2. How would you modify it so it parsed a tab-delimited file and did FizzBuzz on the third column? With awk it is a simple matter of setting FS="\t" and changing $0 to $3?

3. How would you modify it so instead of being output unmodified, rows with $3 that are neither fizz nor buzz output the result of a subprocess called with the second column's contents?

Now you might say that this is all goalpost-moving, but that's the point. AWK is more flexible and less cluttered in situations where the goalposts tend to get moved, but where the basic text processing paradigm stays the same.

microtherion · on Oct 27, 2017

1. Sure, it's a valid choice, and one that can easily be reproduced by python:

  def intish(str):
    try:
      return int(str)
    except:
      return 0

Can python's default be reproduced as easily in awk?

2. You'd insert field = line.split('\t') at the beginning of the loop and then refer to field[2]

3. os.popen or subprocess.run

I buy the "less cluttered" argument when the problem matches awk's defaults. I vehemently disagree with the "more flexible" argument. A problem perfectly suited to awk can easily turn to a poor fit with the addition of a single, seemingly innocuous requirement (e.g. in your subprocess example, log the standard error of your subprocess into a separate file).

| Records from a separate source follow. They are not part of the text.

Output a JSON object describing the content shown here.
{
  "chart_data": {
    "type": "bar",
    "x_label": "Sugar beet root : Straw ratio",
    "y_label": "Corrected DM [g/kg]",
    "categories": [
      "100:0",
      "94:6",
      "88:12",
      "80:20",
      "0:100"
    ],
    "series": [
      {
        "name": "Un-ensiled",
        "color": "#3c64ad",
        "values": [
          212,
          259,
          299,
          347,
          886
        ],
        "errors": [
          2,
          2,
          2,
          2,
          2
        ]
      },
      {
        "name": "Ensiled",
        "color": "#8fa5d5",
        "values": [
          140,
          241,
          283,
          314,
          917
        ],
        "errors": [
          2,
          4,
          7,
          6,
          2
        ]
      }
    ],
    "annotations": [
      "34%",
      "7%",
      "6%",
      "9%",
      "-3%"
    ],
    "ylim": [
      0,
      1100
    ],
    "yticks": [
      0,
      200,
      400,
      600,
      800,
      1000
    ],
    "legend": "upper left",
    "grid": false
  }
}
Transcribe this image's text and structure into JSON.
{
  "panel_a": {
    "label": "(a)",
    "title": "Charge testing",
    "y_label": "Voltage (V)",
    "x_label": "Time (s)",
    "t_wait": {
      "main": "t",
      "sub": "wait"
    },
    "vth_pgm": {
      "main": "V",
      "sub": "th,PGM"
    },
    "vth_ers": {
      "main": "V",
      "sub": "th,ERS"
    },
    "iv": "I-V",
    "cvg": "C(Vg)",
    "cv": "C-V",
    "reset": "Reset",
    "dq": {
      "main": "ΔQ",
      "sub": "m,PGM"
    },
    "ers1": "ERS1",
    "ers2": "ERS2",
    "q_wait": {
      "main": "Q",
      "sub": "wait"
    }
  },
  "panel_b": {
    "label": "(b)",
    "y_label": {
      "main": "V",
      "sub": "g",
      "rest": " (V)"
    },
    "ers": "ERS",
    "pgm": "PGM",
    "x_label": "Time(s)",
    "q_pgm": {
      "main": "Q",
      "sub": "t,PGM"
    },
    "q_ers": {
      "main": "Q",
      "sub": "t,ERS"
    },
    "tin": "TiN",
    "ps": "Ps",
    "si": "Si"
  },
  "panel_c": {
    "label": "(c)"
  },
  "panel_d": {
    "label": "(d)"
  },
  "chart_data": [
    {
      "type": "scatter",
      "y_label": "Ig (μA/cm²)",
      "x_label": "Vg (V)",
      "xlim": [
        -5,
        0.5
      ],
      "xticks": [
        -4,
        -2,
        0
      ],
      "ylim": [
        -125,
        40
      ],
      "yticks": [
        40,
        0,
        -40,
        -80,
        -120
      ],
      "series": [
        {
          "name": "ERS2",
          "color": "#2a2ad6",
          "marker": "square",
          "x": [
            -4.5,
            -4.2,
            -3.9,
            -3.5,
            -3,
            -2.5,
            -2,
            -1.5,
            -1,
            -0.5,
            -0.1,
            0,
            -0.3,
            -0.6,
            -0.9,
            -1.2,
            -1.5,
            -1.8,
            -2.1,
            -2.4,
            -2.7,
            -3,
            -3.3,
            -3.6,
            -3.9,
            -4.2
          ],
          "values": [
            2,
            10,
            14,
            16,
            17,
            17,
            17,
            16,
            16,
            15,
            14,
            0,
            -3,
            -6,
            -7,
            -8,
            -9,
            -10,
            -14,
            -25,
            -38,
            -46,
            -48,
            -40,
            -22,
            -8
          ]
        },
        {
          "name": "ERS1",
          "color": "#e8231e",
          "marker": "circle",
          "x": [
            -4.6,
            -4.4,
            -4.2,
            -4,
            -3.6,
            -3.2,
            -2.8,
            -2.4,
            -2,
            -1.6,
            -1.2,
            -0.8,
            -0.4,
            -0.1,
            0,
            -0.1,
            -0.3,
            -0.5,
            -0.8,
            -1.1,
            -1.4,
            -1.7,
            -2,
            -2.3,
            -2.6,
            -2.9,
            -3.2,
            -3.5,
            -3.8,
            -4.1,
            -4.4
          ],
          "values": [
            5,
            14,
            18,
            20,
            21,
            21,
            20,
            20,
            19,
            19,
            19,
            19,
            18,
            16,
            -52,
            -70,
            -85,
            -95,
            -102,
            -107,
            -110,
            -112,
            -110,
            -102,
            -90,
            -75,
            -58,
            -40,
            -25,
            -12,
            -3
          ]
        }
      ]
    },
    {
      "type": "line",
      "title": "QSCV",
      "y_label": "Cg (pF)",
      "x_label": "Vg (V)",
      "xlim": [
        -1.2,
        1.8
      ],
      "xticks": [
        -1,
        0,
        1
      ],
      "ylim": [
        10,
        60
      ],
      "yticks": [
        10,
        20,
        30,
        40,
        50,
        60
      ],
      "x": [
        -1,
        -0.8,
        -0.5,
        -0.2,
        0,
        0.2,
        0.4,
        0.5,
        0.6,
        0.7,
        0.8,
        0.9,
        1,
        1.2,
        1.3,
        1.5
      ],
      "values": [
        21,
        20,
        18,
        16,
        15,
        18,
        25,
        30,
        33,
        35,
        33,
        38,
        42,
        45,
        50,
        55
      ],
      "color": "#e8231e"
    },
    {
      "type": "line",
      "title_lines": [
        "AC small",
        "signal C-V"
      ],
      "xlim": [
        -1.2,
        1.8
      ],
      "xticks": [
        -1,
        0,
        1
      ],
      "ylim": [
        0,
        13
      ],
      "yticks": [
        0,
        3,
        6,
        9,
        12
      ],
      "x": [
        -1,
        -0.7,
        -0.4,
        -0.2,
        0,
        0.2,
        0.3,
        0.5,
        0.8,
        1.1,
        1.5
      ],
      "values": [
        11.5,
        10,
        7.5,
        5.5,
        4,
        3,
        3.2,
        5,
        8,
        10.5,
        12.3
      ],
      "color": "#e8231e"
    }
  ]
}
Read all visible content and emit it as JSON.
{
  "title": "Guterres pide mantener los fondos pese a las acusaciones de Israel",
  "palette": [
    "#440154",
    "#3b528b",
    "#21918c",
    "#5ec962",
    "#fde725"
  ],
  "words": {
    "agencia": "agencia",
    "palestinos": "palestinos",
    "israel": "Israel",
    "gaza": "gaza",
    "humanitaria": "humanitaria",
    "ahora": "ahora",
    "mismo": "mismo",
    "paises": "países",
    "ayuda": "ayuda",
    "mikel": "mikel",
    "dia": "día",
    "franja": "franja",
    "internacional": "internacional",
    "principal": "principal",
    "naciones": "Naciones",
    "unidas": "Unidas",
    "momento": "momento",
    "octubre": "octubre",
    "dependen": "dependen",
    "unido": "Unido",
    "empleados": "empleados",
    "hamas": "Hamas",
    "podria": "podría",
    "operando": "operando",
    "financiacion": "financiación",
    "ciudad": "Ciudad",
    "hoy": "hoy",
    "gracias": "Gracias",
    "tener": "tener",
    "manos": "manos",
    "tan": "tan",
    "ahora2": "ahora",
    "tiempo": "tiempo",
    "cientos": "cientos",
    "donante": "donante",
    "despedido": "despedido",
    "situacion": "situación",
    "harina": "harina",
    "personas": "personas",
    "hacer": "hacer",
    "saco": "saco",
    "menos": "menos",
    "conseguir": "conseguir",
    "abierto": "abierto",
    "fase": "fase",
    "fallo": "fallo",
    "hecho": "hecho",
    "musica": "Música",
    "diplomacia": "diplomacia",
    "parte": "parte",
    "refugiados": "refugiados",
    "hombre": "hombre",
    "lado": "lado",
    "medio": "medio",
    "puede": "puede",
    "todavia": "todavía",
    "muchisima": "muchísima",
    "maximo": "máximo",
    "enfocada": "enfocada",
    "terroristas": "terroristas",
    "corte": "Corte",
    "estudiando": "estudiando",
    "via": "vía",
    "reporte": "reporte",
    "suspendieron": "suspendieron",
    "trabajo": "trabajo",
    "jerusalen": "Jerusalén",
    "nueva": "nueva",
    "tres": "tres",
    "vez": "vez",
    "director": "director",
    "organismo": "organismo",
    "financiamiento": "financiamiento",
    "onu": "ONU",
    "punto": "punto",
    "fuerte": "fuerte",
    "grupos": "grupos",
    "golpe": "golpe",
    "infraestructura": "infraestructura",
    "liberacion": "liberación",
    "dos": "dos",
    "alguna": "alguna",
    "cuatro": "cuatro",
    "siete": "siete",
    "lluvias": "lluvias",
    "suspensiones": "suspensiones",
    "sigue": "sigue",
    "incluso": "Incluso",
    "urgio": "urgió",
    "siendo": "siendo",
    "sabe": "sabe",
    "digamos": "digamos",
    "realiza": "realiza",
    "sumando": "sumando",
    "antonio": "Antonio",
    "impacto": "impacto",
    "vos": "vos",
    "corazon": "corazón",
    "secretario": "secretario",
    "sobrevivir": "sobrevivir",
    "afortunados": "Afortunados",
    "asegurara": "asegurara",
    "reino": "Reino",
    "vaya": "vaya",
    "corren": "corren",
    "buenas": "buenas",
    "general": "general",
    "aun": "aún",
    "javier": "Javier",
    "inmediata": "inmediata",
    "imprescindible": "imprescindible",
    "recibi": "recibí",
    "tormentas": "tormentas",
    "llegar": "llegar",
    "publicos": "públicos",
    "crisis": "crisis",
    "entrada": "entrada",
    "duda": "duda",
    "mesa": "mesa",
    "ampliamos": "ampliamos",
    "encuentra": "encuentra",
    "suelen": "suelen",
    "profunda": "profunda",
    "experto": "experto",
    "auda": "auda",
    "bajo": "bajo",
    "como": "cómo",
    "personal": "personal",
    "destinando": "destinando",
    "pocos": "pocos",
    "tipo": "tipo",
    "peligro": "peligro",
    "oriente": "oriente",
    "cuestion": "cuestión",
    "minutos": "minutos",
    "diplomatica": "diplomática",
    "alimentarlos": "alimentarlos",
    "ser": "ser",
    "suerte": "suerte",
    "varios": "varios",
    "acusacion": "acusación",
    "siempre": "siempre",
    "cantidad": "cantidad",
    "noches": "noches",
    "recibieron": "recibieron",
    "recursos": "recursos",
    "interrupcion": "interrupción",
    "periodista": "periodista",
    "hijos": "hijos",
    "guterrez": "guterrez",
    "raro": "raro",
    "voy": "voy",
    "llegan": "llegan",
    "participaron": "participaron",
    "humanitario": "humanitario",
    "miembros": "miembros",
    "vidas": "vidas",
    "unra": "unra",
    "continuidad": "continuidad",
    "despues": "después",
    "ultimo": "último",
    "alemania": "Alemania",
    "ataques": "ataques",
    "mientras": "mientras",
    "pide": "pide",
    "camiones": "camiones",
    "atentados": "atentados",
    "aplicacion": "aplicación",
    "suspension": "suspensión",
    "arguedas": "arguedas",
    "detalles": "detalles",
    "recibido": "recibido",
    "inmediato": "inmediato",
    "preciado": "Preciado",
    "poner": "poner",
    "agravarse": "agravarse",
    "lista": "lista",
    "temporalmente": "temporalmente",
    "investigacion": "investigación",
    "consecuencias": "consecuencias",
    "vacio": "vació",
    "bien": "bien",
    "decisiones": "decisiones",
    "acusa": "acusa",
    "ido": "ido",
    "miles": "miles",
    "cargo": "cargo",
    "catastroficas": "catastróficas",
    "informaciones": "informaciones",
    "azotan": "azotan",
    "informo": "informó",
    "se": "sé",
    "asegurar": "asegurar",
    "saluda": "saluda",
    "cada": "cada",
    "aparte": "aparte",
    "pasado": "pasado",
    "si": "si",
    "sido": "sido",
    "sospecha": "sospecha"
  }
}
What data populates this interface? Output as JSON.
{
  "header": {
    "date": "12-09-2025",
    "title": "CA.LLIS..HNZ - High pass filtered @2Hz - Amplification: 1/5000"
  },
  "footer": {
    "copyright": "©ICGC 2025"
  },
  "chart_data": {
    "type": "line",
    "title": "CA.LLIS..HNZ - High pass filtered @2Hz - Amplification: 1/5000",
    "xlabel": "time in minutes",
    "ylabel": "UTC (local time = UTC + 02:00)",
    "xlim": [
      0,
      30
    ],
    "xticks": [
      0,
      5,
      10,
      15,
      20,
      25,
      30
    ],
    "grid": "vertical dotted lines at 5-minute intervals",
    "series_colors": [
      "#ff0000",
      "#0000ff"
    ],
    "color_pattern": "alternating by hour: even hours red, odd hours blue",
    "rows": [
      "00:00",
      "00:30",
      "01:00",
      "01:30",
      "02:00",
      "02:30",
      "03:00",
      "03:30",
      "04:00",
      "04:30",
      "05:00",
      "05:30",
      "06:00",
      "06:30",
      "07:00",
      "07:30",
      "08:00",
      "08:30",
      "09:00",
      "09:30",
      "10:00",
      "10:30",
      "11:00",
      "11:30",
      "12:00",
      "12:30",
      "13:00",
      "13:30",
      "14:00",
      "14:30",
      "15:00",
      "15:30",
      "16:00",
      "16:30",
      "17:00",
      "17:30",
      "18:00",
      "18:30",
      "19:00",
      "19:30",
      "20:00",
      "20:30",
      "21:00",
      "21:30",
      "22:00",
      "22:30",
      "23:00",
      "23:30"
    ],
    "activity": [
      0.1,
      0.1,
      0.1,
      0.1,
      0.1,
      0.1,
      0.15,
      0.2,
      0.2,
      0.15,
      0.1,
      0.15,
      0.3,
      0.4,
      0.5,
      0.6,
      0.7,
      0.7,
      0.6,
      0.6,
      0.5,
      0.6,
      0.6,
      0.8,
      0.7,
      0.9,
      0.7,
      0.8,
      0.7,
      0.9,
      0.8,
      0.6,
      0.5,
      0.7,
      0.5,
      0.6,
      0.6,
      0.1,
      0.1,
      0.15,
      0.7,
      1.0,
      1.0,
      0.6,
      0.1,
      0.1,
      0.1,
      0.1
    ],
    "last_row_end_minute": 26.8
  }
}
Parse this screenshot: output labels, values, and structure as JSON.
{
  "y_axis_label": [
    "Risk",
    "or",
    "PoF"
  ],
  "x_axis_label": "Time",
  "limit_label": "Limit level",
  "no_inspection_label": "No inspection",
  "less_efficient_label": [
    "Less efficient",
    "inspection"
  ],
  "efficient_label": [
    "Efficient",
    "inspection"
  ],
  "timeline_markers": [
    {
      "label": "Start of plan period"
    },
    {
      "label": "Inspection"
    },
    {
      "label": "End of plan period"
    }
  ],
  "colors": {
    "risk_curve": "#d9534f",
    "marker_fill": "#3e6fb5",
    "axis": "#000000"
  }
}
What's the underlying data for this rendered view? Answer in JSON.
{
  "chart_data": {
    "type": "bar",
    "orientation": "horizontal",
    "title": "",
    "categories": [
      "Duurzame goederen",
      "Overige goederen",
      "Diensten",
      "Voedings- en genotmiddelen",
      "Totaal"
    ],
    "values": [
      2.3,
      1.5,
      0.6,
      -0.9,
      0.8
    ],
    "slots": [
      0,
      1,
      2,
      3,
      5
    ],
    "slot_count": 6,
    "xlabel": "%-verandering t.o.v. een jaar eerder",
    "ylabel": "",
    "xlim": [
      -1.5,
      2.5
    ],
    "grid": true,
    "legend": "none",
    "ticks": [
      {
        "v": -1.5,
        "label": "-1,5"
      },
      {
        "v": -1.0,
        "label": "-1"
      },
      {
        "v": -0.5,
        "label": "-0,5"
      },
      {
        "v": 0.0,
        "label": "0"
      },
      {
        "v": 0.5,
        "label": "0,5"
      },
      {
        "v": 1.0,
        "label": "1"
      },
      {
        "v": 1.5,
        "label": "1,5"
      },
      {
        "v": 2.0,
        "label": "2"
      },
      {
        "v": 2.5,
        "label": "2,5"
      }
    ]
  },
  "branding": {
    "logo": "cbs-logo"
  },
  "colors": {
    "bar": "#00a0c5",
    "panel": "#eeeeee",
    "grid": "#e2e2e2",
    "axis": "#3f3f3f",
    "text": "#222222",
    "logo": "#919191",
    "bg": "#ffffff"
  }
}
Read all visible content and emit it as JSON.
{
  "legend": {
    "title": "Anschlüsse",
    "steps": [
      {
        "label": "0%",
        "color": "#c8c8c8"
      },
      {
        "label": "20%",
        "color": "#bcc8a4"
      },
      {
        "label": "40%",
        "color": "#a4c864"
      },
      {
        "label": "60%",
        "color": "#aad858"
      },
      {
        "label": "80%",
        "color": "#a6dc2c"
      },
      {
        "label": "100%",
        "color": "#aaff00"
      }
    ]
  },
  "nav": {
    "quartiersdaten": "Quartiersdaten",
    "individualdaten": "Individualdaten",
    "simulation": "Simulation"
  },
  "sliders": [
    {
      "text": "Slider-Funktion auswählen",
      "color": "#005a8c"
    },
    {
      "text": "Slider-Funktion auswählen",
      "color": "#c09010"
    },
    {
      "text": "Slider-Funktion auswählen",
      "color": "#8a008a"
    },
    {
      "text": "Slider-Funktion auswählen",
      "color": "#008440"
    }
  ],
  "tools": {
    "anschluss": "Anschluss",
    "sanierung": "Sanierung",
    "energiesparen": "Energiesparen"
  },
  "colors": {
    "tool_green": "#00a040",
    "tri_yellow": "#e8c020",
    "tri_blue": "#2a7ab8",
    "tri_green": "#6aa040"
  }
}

empthought · on Oct 29, 2017

So what does that look like in your program? With respect to failing fast and verbose error reporting in AWK, it's as simple as

     !/^[0-9]+$/ {
         print "invalid input: " $0 > "/dev/stderr"
         exit 1
     }

at the beginning of the script. None of the other actions need to be changed; but with your implementation, all of the calls to "int" need to be changed to "intish".

I've got the following script (I stopped playing games with line breaks):

    #!/usr/bin/env gawk -f

    BEGIN {
	FS = "|"
    }

    $2 % 3 == 0 {
	printf("Fizz")
	replaced = 1
    }

    $2 % 5 == 0 {
	printf("Buzz")
	replaced = 1
    }

    replaced {
	replaced = 0
	printf("\n")
	next
    }

    {
	system("cal " $2 " 2018 2> errors.txt")
    }

Which can produce the following output:

    $ ./script.awk <<EOF
    > thing1|0
    > thing2|3
    > thing3|7
    > thing4|13
    > EOF
    FizzBuzz
    Fizz
	 July 2018
    Su Mo Tu We Th Fr Sa
     1  2  3  4  5  6  7
     8  9 10 11 12 13 14
    15 16 17 18 19 20 21
    22 23 24 25 26 27 28
    29 30 31

    $ cat errors.txt 
    cal: 13 is neither a month number (1..12) nor a name

- What does the equivalent program in Python look like?

- How many characters does it have with respect to the number of characters in the awk script? (259 with shebang).

- How many characters would need to change to split by "," instead? (1 for awk). (You can achieve this in Python, but you'll end up spending characters on a utility function.)

- How many characters would need to be added to print "INVALID: " and then the input value for lines with non-numeric values in the second column, then skip to the next line? (55 for awk)

Character adds/changes are the best proxy for "flexibility" I could think of that doesn't go far afield into static code analysis.

I love Python and don't think awk is a good solution for extremely large or complex programs; however, it seems obvious to me that it is significantly more flexible than Python in every line-oriented text-processing task. The combination of opinionated assumptions, built-in functions and automatically-set variables, and the pattern-action approach to code organization, all add up to a powerful tool that's still worth using in order to keep tasks from becoming large or complex in the first place.